Varda Space launches its fifth mission, extends run of AFRL test flights


WASHINGTON — Varda Space Industries said Nov. 28 that its fifth mission, W-5, reached orbit after a launch from Vandenberg Space Force Base aboard SpaceX’s Transporter-15 rideshare.

Transporter-15 lifted off at 1:44 p.m. Eastern carrying 140 small satellites. W-5 was among them, becoming the latest in Varda’s effort to build “space factories” that use microgravity to manufacture materials in orbit then bring them back to Earth. The El Segundo-based startup is looking to manufacture high-value products that benefit from the absence of gravity, especially pharmaceuticals that crystallize more cleanly in space.

W-5 is the newest spacecraft in the company’s “W-Series” of free-flying reentry vehicles designed to orbit Earth, conduct on-orbit processing and return space-made materials. With W-5 now in orbit, Varda is operating two W-Series vehicles in space for the first time. W-4 launched in June.

The mission carries a U.S. government payload funded through the Air Force Research Laboratory’s Prometheus program, aimed at testing hypersonic survivability and materials performance. AFRL uses commercial reentry systems like Varda’s to expose components, sensors and prototype materials to the intense thermal and mechanical loads encountered at hypersonic speeds. Varda’s capsule hits the atmosphere at about 18,000 miles per hour, exceeding Mach 25 before descending under parachute.

Details of W-5’s government experiment were not disclosed.
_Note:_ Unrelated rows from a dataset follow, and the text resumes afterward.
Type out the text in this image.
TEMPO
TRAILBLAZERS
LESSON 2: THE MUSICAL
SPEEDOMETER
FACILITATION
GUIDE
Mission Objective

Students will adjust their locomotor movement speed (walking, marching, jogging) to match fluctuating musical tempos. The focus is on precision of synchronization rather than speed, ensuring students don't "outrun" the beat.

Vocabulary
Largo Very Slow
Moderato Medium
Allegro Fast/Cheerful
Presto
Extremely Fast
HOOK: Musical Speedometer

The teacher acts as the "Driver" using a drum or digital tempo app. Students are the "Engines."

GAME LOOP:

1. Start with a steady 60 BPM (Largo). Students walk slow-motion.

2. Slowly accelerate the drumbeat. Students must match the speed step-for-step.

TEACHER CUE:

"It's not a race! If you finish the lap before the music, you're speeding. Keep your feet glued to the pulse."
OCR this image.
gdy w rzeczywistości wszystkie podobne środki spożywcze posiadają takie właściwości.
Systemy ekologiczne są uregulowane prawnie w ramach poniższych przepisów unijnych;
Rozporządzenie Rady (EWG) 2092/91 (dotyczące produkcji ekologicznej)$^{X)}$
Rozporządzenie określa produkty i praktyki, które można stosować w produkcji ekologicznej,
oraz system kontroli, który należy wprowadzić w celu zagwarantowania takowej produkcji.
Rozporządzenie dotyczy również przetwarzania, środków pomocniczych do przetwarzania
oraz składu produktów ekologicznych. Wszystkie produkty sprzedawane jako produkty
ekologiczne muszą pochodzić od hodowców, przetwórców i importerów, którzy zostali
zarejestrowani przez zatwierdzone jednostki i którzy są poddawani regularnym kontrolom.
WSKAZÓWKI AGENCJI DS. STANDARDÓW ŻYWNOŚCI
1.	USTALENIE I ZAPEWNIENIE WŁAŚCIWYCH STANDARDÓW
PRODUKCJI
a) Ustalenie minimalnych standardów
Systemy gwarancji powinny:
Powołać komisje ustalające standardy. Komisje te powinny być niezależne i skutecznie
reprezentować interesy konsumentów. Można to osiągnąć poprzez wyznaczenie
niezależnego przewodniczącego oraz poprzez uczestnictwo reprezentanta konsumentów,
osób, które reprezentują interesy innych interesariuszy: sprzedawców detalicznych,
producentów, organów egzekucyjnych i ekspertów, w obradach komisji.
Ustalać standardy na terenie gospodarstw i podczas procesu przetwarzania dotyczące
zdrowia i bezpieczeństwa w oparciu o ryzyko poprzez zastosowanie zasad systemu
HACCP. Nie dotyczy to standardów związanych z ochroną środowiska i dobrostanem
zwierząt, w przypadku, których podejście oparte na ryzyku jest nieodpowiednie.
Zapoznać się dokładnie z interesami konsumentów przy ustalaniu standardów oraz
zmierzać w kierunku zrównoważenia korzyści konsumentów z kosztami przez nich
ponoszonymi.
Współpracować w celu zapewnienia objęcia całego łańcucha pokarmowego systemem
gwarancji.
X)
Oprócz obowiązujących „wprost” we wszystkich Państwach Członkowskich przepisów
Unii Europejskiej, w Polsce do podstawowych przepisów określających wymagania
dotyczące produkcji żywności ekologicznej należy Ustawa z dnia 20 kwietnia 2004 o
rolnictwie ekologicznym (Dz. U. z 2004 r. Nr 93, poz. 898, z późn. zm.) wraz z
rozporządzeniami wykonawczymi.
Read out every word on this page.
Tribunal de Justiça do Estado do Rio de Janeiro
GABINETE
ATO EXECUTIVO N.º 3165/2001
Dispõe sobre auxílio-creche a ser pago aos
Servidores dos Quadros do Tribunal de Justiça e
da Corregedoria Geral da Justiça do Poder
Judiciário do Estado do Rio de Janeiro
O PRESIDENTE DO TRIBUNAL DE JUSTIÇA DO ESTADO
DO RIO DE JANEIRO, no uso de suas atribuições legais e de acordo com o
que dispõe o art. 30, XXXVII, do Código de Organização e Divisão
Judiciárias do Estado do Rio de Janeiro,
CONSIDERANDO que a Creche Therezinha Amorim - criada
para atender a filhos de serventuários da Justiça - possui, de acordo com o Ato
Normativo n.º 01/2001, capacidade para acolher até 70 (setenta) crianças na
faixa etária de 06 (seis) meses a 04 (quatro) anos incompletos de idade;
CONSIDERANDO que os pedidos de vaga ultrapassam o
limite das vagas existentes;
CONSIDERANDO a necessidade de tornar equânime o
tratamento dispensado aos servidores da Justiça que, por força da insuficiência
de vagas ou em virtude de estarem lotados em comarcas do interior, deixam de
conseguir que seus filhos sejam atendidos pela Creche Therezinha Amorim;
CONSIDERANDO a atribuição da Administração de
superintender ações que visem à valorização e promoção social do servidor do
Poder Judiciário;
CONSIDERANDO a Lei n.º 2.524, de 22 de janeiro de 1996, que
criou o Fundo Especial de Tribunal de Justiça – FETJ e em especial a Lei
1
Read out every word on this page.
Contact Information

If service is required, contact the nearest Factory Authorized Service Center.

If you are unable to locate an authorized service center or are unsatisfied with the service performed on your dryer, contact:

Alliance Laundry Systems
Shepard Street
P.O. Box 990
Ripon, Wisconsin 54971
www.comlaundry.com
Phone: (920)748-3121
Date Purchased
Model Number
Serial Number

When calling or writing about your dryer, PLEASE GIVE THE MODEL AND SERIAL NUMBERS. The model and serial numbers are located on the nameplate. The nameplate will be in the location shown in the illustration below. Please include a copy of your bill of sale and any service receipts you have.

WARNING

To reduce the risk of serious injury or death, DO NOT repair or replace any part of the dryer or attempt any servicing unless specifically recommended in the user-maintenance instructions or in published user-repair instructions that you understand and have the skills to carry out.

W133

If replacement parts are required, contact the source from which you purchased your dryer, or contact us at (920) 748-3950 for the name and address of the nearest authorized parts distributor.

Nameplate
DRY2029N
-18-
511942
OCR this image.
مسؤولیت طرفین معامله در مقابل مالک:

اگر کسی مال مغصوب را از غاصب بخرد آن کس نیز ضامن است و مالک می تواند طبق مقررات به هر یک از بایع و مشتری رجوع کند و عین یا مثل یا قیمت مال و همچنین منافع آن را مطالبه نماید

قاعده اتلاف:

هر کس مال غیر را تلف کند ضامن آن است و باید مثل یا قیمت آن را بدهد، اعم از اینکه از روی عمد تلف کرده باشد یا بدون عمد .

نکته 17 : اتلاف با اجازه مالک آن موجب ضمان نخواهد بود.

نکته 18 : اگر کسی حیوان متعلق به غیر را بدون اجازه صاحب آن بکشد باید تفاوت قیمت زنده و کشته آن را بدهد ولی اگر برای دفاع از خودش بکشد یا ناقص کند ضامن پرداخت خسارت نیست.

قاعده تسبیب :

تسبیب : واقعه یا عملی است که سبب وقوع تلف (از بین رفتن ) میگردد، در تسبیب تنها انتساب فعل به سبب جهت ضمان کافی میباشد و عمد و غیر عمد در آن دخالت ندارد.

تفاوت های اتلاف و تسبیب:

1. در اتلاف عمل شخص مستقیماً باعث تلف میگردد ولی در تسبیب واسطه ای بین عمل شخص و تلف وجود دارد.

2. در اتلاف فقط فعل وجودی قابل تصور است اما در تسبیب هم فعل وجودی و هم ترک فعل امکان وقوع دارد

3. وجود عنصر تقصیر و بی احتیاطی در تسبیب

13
Varda previously flew AFRL-funded tests on its W-2 and W-3 missions.

Varda capsule
Varda Space Industries’ W-Series 1 spacecraft includes a capsule designed to return pharmaceutical experiments. Credit: Varda Space Industries

“With W-5, AFRL and Varda again demonstrated that hypersonic flight testing can be done routinely and affordably,” said Brandi Sippel, vice president of mission management at Varda Space Industries.

The W-5 vehicle includes three components: the hypersonic reentry capsule; a satellite bus that provides power, navigation and propulsion, and an ablative C-PICA heatshield that protects the spacecraft during peak heating. The vehicles are produced at Varda’s El Segundo facility.

AFRL awarded Varda a multi-year Indefinite Delivery, Indefinite Quantity contract that secures access to reentry flights through at least 2028. Under the IDIQ, AFRL can task Varda with flying experimental payloads, collecting reentry data and returning hardware for analysis, effectively treating the commercial capsules as a repeatable hypersonic test range.Commercial reentry vehicles like Varda’s offer a way to increase test cadence without major infrastructure investments.